Now we'll clean the data using functions from our `data_import` module.

In [ ]:
# Check missing values before cleaning
print("Missing values before cleaning:")
print(df.isnull().sum())

# Clean the data
cleaned_df = clean_data(
    df,
    drop_duplicates=True,
    fill_na={'numeric_feature_1': df['numeric_feature_1'].mean()}
)

# Check missing values after cleaning
print("\nMissing values after cleaning:")
print(cleaned_df.isnull().sum())

# Transform the data
transformed_df = transform_data(
    cleaned_df,
    normalize_cols=['numeric_feature_1', 'numeric_feature_2', 'numeric_feature_3'],
    categorical_cols=['category']
)

print("\nTransformed data:")
transformed_df.head()

## 2. Exploratory Data Analysis

Let's perform some basic exploratory data analysis using our `example_analysis` module.

In [ ]:
# Calculate descriptive statistics
stats_df, plots = descriptive_stats(
    cleaned_df,
    numeric_cols=['numeric_feature_1', 'numeric_feature_2', 'numeric_feature_3'],
    include_plots=True
)

# Display the statistics
print("Descriptive Statistics:")
stats_df.round(2)

In [ ]:
# Show distribution plots for feature 1
plots['numeric_feature_1']

In [ ]:
# Perform correlation analysis
corr_df, corr_plot = correlation_analysis(
    cleaned_df,
    numeric_cols=['numeric_feature_1', 'numeric_feature_2', 'numeric_feature_3'],
    method='pearson',
    threshold=0.0,
    include_plot=True
)

print("Correlation Matrix:")
print(corr_df.round(3))

# Display the correlation plot
corr_plot

### Group Analysis by Category

Let's analyze our data grouped by the categorical variable.

In [ ]:
# Group statistics by category
group_stats = cleaned_df.groupby('category')[['numeric_feature_1', 'numeric_feature_2', 'numeric_feature_3']].agg(['mean', 'std'])
print("Group Statistics by Category:")
group_stats

In [ ]:
# Visualize distributions by category
fig, axes = plt.subplots(1, 3, figsize=(18, 6))

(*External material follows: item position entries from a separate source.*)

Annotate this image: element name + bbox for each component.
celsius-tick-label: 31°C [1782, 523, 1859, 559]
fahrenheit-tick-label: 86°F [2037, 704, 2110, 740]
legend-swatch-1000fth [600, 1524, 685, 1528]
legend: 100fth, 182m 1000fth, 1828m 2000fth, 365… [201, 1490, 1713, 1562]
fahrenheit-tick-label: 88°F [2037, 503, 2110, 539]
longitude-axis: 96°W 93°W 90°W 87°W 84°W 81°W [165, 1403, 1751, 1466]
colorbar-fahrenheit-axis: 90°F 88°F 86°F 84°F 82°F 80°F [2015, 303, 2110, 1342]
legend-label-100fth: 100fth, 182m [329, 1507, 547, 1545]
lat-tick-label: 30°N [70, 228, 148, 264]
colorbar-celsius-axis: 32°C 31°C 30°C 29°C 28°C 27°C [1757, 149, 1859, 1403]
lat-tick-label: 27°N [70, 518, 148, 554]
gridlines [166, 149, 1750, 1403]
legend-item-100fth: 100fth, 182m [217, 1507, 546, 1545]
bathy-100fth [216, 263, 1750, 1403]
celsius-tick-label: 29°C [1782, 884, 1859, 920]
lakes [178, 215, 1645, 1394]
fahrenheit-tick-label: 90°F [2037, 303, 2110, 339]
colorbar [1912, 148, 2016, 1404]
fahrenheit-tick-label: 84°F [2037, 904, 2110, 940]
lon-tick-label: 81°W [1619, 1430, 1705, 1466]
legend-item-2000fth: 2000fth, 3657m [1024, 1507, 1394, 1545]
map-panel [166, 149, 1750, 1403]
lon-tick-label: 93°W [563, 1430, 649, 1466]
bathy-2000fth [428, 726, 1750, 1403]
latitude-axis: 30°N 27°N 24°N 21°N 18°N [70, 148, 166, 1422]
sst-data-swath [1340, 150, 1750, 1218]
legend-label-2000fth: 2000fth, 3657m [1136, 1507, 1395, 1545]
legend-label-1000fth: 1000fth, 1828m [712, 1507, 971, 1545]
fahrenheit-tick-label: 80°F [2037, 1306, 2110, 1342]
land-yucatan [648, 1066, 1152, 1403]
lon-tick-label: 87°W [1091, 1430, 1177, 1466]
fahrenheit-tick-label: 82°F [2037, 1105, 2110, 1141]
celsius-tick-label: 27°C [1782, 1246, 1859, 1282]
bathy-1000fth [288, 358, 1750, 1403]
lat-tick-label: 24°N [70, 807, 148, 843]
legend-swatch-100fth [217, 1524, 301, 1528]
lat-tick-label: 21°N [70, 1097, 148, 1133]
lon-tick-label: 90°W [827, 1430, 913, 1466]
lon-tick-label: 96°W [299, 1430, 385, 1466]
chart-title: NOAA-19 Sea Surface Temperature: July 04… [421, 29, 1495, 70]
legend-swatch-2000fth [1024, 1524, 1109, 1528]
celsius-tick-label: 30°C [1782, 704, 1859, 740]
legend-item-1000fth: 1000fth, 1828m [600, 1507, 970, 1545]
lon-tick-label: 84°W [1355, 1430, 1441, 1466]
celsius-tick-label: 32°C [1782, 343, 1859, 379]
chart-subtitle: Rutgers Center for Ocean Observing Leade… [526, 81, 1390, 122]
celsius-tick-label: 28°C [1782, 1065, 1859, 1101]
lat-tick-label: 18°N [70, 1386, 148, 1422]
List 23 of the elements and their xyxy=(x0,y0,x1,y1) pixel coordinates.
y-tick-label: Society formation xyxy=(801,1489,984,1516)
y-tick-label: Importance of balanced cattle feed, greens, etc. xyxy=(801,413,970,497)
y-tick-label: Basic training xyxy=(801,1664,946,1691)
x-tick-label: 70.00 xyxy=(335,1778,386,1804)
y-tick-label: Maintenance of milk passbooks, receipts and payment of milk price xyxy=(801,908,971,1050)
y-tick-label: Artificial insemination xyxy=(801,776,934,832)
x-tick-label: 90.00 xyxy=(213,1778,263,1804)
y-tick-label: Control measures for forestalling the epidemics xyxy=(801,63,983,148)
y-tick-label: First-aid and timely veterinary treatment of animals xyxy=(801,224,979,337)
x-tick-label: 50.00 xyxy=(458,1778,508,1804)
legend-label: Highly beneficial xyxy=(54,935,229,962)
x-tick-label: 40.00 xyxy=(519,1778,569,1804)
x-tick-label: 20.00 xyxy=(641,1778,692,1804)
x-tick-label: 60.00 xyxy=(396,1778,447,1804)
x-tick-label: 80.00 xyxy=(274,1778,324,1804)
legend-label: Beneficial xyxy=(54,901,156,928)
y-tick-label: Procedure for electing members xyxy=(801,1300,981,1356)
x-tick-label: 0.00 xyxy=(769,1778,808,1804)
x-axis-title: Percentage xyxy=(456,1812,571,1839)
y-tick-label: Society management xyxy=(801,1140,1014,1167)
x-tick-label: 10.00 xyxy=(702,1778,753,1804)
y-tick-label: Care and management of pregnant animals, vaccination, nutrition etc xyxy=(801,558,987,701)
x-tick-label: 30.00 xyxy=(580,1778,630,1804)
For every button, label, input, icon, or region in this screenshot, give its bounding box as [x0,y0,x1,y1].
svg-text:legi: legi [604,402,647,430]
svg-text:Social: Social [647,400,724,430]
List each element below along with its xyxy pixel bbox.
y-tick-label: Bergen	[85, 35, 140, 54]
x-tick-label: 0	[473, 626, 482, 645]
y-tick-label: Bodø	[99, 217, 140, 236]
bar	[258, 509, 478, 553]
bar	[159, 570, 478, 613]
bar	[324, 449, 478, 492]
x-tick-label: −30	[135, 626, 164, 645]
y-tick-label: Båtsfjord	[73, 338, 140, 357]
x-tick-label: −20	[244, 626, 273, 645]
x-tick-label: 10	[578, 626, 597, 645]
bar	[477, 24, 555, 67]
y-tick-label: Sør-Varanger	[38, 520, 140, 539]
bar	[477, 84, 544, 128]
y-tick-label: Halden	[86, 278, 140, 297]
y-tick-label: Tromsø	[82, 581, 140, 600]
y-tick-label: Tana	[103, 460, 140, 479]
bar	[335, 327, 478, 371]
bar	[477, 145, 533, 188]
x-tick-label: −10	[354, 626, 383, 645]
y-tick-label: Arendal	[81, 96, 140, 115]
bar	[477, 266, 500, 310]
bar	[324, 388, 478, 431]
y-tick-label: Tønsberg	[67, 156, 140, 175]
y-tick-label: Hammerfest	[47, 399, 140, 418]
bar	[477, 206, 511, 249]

for i, feature in enumerate(['numeric_feature_1', 'numeric_feature_2', 'numeric_feature_3']):
    sns.boxplot(x='category', y=feature, data=cleaned_df, ax=axes[i])
    axes[i].set_title(f'Distribution of {feature} by Category')
    axes[i].grid(True, linestyle='--', alpha=0.7)

plt.tight_layout()
plt.show()

## 3. Statistical Testing

Let's perform statistical tests to compare groups.

In [ ]:
from dbutils_batch_query.example_analysis import run_t_test

# Extract data for groups A and B for feature 1
group_a = cleaned_df[cleaned_df['category'] == 'A']['numeric_feature_1']
group_b = cleaned_df[cleaned_df['category'] == 'B']['numeric_feature_1']

# Run t-test between groups A and B
t_test_results, t_test_plot = run_t_test(
    group_a,
    group_b,
    equal_var=True,
    alternative='two-sided',
    include_plot=True
)

print("T-test Results for Feature 1 (Group A vs. Group B):")
for key, value in t_test_results.items():
    print(f"{key}: {value:.4f}")

# Show the t-test plot
t_test_plot

## 4. Time Series Analysis and Forecasting

Now let's create and analyze some time series data.

In [ ]:
# Create a time series with trend, seasonality, and noise
periods = 48  # 4 years of monthly data
dates = pd.date_range(start='2021-01-01', periods=periods, freq='M')

# Components
time_idx = np.arange(periods)
trend = 0.2 * time_idx  # Linear trend
seasonality = 5 * np.sin(2 * np.pi * time_idx / 12)  # Yearly seasonality
noise = np.random.normal(0, 1, periods)  # Random noise

# Combine components
ts_values = trend + seasonality + noise
time_series = pd.Series(ts_values, index=dates)

# Plot the time series
plt.figure(figsize=(14, 6))
time_series.plot()
plt.title('Sample Time Series Data (Monthly, 4 Years)')
plt.xlabel('Date')
plt.ylabel('Value')
plt.grid(True, linestyle='--', alpha=0.7)
plt.show()

In [ ]:
# Perform time series analysis
ts_results, ts_plots = time_series_analysis(
    time_series,
    periods=12,  # Forecast next 12 months
    seasonal=True,
    seasonal_periods=12,  # Monthly data
    include_plots=True
)

# Display the decomposition and forecast plots
ts_plots

### Forecast Analysis

Let's examine the forecast values in more detail.

In [ ]:
# Display the forecast
print("Forecast for the next 12 months:")
forecast = ts_results['forecast']
forecast

In [ ]:
# Create a more detailed forecast plot
plt.figure(figsize=(14, 6))

# Plot historical data
time_series.plot(label='Historical Data', color='blue')

# Plot forecast
forecast.plot(label='Forecast', color='red', linestyle='--')

# Add trend line from decomposition if available
if 'decomposition' in ts_results:
    trend = ts_results['decomposition'].trend
    trend.plot(label='Trend', color='green', alpha=0.7)

    # Extend trend line for forecast period (simple linear projection)
    last_trend_value = trend.dropna().iloc[-1]
    trend_diff = (trend.dropna().iloc[-1] - trend.dropna().iloc[-13]) / 12  # Annual trend change
    forecast_trend = pd.Series(
        [last_trend_value + trend_diff * (i+1) for i in range(len(forecast))],
        index=forecast.index
    )
    forecast_trend.plot(color='green', linestyle='--', alpha=0.7)

plt.title('Time Series Forecast')
plt.xlabel('Date')
plt.ylabel('Value')
plt.grid(True, linestyle='--', alpha=0.7)
plt.legend()
plt.show()

## 5. Conclusion

In this notebook, we've demonstrated the use of the `dbutils_batch_query` package for data analysis tasks:

1. **Data Import and Processing**:
   - Created and cleaned sample data
   - Transformed features with normalization and encoding

2. **Exploratory Data Analysis**:
   - Calculated descriptive statistics
   - Analyzed correlations between variables
   - Compared groups with statistical tests

3. **Time Series Analysis**:
   - Created a synthetic time series with trend and seasonality
   - Decomposed the series into trend, seasonal, and residual components
   - Generated forecasts for future periods

This workflow can serve as a starting point for your own analysis projects using the `dbutils_batch_query` package.